Plot a few examples with different parameters. As the trace I am plotting is centered on 0, I can use an infill value of 0 to avoid the last few points being `NA`

```
a <- spiral(mp3_reduced, n=20, m=-0.1, r=2000, lwd=0.5, infill = 0)
b <- spiral(mp3_reduced, n=10, m=-0.1, r=2000, lwd=0.5, infill = 0,
bg_col = "darkgreen", line_col = "white")
c <- spiral(mp3_reduced, n=5, m=-0.1, r=2000, lwd=0.5, infill = 0,
bg_col = "midnightblue", line_col = "gold")
d <- spiral(mp3_reduced, n=2, m=-0.1, r=2000, lwd=0.5, infill = 0,
bg_col = "darkred", line_col = "white")
(a + b)/(c + d)
```

Plot a version with the markup included (helpful for debugging or trying to understand what is going on!)

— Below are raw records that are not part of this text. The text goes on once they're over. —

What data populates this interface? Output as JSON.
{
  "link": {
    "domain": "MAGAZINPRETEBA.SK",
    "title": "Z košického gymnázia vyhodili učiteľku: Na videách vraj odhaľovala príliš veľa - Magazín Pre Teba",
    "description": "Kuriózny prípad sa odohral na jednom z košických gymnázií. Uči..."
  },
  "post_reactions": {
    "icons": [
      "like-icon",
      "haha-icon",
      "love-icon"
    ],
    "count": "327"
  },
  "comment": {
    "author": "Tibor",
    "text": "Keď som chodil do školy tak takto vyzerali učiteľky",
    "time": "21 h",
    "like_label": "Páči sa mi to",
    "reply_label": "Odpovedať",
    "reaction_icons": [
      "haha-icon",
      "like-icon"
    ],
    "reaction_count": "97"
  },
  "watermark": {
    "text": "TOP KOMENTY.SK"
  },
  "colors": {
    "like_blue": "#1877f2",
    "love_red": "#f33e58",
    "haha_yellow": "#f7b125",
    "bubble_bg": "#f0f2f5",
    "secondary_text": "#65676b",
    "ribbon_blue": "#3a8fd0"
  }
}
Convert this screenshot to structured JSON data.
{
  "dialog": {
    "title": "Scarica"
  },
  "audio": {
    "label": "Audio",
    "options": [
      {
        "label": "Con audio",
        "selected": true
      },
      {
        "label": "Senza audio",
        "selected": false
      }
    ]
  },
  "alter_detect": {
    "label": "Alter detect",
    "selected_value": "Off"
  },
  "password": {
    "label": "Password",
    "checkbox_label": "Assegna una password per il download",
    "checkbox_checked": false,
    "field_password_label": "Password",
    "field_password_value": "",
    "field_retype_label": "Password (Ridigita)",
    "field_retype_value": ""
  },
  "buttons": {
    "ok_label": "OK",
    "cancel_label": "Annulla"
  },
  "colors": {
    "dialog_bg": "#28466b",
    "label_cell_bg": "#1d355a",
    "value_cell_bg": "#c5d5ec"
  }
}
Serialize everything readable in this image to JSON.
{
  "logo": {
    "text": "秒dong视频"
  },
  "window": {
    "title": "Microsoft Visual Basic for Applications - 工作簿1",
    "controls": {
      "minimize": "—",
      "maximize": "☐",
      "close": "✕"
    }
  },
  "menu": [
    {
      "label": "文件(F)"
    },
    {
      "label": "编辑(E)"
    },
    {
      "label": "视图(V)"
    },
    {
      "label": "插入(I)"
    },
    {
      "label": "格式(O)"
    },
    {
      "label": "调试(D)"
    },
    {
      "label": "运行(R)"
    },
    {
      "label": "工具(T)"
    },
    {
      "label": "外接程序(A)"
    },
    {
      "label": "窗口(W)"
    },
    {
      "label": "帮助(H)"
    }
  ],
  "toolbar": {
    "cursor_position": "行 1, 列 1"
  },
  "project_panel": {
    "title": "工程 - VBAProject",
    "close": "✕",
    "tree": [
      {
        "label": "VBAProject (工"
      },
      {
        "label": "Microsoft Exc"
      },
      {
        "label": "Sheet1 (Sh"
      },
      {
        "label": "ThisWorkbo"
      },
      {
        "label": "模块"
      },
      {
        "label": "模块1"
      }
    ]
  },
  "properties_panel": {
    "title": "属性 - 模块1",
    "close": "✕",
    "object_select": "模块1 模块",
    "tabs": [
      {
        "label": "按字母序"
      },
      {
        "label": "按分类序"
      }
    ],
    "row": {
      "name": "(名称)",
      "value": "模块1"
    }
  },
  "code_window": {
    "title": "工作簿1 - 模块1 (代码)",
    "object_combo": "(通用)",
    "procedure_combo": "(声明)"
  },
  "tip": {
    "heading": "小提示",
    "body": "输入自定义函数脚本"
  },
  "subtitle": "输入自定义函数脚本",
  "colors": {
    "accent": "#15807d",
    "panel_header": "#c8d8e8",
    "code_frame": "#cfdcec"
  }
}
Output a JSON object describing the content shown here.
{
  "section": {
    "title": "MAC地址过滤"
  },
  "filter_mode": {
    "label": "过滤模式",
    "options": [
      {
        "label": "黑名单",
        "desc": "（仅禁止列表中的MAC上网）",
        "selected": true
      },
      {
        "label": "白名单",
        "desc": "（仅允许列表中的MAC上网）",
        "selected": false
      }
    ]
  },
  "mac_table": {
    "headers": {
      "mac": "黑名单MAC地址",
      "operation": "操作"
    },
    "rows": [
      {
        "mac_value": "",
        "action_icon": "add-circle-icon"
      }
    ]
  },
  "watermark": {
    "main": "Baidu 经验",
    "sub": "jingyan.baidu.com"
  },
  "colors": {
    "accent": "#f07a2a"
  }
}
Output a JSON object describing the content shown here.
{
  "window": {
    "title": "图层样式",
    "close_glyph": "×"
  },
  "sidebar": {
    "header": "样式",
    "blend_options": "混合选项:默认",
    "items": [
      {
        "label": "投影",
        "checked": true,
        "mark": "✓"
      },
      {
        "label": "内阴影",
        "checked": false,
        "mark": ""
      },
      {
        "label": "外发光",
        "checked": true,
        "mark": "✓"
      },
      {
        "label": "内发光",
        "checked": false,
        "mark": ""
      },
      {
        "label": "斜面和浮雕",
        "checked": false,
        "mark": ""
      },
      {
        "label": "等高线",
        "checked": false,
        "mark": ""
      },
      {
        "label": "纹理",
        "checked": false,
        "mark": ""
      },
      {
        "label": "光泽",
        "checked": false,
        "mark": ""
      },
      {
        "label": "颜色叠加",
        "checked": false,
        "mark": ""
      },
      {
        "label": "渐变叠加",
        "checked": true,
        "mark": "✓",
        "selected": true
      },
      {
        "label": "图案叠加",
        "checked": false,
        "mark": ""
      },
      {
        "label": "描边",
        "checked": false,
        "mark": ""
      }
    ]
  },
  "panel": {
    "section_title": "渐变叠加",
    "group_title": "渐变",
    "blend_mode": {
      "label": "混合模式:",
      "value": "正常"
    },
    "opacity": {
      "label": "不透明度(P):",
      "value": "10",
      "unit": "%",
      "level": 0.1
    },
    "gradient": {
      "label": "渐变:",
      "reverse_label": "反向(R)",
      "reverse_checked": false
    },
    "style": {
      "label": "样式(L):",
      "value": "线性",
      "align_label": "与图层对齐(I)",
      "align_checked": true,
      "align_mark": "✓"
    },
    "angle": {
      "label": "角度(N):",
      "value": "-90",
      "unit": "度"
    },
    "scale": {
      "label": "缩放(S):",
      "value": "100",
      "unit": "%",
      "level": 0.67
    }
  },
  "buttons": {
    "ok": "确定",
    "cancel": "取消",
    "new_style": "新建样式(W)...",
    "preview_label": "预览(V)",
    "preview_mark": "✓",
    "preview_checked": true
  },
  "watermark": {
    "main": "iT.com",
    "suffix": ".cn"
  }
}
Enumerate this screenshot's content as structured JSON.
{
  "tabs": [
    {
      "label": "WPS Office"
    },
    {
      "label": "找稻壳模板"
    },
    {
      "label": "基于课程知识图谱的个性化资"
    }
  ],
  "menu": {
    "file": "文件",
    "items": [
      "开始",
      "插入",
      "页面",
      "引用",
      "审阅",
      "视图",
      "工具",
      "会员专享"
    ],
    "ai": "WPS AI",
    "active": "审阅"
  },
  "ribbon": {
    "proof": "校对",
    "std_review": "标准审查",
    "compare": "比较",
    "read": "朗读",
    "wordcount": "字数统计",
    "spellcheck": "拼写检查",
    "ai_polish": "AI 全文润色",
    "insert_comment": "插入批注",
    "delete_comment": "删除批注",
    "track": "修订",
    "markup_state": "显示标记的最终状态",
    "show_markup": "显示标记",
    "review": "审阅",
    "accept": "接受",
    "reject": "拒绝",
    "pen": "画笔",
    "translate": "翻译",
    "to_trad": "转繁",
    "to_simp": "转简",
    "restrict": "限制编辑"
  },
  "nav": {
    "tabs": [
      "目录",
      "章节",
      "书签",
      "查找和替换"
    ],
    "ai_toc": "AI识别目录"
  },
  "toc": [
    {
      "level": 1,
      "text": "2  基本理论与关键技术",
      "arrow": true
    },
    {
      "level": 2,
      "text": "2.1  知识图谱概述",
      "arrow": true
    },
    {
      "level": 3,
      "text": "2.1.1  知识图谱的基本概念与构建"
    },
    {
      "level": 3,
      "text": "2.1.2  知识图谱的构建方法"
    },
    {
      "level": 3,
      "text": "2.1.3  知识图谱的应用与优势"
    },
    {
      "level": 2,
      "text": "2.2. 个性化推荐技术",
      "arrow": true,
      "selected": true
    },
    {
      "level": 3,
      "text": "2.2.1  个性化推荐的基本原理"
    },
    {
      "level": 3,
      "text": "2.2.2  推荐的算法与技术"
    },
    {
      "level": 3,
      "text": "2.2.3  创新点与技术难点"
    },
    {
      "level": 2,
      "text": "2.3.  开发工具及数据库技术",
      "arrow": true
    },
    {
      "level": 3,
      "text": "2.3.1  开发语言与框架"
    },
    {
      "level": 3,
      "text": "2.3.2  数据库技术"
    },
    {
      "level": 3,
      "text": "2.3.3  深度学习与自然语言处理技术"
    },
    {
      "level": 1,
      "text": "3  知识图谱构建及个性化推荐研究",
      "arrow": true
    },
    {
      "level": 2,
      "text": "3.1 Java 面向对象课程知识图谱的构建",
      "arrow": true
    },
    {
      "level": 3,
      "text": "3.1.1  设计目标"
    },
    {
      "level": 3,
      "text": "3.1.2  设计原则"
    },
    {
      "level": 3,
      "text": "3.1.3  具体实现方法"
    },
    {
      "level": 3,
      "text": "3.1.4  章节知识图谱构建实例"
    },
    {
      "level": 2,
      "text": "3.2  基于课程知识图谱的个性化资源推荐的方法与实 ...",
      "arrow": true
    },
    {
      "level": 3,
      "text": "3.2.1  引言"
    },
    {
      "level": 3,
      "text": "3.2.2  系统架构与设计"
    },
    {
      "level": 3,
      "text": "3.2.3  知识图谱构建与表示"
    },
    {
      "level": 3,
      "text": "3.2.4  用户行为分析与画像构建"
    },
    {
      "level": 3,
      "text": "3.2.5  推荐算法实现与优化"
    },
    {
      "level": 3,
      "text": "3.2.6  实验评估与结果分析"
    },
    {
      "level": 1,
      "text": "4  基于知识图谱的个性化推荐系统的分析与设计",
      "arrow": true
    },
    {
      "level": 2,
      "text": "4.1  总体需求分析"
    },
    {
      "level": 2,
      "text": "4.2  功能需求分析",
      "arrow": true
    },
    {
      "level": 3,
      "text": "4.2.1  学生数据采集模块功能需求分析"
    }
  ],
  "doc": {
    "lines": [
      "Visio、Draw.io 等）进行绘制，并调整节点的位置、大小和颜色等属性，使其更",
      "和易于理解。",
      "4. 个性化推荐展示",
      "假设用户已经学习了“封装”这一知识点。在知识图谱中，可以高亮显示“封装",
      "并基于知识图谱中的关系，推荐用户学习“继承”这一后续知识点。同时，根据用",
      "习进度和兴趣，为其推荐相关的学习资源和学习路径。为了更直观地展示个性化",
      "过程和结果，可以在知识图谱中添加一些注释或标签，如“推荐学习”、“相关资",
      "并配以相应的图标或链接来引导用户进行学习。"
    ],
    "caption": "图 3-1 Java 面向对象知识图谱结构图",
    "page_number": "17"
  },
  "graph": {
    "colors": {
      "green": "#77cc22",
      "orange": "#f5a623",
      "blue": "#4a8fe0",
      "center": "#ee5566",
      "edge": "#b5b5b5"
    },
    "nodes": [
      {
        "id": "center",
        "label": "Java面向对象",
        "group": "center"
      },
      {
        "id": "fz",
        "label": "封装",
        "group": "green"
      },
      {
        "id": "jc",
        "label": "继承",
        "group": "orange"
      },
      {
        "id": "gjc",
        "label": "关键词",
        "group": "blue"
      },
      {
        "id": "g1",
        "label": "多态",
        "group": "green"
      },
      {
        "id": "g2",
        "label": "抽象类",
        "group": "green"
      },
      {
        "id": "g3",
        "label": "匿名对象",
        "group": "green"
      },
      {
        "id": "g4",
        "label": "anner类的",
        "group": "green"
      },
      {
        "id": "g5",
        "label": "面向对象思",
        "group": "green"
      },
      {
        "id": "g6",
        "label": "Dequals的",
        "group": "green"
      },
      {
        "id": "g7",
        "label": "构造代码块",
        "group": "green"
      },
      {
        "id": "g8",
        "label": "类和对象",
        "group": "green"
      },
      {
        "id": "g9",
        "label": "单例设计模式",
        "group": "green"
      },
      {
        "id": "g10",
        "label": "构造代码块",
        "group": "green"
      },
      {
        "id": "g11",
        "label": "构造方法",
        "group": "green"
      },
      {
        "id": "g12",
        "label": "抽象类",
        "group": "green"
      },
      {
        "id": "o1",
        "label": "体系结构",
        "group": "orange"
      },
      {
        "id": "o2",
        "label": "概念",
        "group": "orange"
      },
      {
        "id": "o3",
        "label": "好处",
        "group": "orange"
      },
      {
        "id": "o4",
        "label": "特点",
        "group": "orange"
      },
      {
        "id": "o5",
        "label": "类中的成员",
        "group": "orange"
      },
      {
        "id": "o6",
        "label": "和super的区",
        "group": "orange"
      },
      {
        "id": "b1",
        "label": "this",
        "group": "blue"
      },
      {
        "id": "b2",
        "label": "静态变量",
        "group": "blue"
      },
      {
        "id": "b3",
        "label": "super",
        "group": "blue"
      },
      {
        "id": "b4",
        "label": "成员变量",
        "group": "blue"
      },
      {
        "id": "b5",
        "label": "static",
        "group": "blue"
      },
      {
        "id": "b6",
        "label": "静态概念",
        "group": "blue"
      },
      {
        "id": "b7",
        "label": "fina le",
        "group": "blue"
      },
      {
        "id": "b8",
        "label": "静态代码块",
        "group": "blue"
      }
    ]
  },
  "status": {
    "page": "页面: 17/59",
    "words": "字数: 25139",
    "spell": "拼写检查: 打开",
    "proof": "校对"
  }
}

`spiral(mp3_reduced, n=20, m=-0.1, r=2000, lwd=0.01, mult_buffer=1, markup = T)`

`## Warning: Removed 10 rows containing missing values (geom_path).`

As mentioned in the `ggplot2::coord_polar()`

documentation, polar coordinates should be used with ** EXTREME caution as polar coordinates has major perceptual problems**. And it’s clear that the polar versions of these sonud-waves do look oddly different from the cartesian versions - so much so that I often had to check I was plotting the correct thing. Here, I am only trying to create artistic visualisations - so the perceptual problems with polar coordinates are irrelevant.